Remember a few posts back when I mentioned that a geologist had found some interesting debris in the Roswell dirt? Tests suggested that it was not from this earth, but nobody will believe that until it is independently confirmed, right? So the geologist sent some debris to a nearby university to start that process.
Only the debris never arrived.
The packaging did, but it was empty. The debris -- gone.
You can read about it at Kevin Randles blog.
I have a couple of points to make that aren't about the missing debris. Of course it went missing -- the geologist put it in the mail.
My focus is on the mindset evident in KRs post, and in the geologist's attitude prior to losing his samples.

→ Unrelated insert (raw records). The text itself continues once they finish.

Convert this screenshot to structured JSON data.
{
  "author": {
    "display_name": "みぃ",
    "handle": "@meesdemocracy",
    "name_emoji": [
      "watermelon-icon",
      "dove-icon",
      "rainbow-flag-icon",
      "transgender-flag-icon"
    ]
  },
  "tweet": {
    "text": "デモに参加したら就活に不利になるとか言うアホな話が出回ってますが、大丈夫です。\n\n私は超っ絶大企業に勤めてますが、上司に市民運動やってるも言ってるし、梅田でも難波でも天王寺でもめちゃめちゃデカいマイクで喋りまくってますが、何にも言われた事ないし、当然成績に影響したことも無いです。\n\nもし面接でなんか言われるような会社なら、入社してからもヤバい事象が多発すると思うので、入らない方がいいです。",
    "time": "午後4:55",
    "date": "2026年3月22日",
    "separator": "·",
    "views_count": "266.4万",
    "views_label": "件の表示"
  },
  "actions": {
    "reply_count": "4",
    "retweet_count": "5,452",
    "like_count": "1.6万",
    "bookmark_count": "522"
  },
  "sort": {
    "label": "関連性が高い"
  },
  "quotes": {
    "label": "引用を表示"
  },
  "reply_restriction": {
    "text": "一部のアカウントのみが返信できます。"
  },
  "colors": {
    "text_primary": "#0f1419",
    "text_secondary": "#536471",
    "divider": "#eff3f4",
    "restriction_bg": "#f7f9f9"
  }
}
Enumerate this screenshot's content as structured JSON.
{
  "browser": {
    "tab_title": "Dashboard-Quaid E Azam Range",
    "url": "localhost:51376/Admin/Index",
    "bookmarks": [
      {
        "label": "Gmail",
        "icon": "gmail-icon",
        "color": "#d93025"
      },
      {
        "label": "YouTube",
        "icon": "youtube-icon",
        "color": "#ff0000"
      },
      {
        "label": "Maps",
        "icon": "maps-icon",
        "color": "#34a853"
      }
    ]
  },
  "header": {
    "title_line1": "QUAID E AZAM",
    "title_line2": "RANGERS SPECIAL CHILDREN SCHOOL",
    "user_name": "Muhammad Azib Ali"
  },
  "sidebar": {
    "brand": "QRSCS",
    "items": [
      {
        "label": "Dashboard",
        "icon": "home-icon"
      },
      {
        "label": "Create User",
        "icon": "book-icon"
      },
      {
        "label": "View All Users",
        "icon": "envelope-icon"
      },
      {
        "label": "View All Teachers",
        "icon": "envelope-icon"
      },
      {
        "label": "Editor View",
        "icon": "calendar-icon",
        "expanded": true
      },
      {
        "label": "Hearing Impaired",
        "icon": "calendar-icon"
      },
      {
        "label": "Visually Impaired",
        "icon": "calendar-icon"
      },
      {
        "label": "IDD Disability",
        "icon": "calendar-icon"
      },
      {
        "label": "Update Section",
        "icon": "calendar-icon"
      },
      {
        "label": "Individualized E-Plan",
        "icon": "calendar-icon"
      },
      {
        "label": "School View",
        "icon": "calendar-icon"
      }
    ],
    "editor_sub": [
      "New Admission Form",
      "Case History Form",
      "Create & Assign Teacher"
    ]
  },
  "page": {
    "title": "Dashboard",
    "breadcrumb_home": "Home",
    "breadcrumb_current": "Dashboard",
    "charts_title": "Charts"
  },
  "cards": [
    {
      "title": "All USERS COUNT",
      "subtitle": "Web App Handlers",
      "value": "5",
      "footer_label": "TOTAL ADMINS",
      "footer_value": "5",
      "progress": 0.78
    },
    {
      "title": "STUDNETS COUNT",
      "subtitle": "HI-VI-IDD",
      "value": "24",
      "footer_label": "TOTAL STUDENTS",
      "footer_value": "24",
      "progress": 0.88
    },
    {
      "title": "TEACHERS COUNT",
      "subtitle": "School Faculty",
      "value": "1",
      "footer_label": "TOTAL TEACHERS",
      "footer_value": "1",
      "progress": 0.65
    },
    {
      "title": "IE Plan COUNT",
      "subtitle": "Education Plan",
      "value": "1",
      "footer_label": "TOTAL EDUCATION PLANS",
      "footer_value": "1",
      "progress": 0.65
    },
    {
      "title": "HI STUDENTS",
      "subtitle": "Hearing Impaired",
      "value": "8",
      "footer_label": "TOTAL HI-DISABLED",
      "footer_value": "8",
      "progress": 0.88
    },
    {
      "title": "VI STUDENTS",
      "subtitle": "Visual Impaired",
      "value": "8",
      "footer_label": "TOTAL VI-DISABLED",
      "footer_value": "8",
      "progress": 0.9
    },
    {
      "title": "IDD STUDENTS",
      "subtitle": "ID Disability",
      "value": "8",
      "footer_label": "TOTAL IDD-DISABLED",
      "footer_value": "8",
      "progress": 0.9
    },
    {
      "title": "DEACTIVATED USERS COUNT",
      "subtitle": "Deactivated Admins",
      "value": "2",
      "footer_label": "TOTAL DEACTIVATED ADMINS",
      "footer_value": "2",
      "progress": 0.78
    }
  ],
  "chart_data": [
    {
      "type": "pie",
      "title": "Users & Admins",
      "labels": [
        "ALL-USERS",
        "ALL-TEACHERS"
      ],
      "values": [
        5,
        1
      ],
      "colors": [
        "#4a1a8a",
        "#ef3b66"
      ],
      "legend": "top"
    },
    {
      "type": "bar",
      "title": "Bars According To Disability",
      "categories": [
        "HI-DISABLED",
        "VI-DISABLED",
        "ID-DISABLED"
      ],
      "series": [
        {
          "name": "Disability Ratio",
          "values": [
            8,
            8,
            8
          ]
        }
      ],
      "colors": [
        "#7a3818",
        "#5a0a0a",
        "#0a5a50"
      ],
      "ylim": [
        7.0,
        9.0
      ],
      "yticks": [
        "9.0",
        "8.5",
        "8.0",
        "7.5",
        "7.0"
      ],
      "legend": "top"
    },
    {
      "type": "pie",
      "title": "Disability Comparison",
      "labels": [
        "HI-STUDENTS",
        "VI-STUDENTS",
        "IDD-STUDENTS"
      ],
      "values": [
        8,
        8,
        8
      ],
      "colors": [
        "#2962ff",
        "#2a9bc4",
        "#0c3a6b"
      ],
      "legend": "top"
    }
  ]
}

The attitude is, "I don't believe in all that hooey." Notice how Randles starts his post with just this attitude:
I have never been a big fan of the paranoia that runs through the UFO field. I don’t believe Men in Black are stalking UFO witnesses or investigators. I don’t believe that black helicopters routinely inspect witnesses and investigators. I just don’t buy into all the paranoia that runs so deep.
You have to beware of that attitude because it is constructed and maintained by the media. It is not an attitude born from experience -- in fact, it's an attitude that denies experience. And it also is an attitude that serves the interests of those who would wish to hide something from you.
It isn't paranoid to consider the experience of others when making decisions about how to safeguard what ought to have been considered crucial and precious evidence -- it is prudent.
I mean, once you had found something in the Roswell desert that looked even remotely like it might support the stories of a crashed UFO, the logical next step in thought should have been -- if this is what it might be, then the government has gone to great lengths to hide that fact for a long time.
From there, one need not be paranoid to take precautions.
The mindset evident in Randles' post does the work of any clandestine organization seeking to hide information about Roswell for them. Which is why that mindset exists in the first place.
The fact is, we don't know much about anything. We don't know what UFOs are -- whether they are aliens, psychological aberrations, natural energy forms, tricks of perception -- we have no idea. And we also have no idea what the stories about Men in Black represent. To pretend that we do know does not make us smart or cool or with the "in crowd" (which is what such a construction would be calculated to trigger in us) it actually makes us willing shills.
Randles says, "I don’t know how any governmental agency, if a governmental agency was involved, could have pulled this off. It is one of those mysteries that dot the landscape."
It doesn't take very much imagination to figure out how such a thing could have been done. It also doesn't take a paranoiac to think some three lettered government agency or another might have done it, indeed, surely would have done it if they thought they needed to protect something (they usually cite "National Security" but who really knows what they are protecting?).
There's ignorance -- we all share that. There's the willful ignorance of the hardcore believer or skeptic -- we should all shun that. And then there is the socially constructed ignorance such as Randles exhibits in his post. We must all beware that.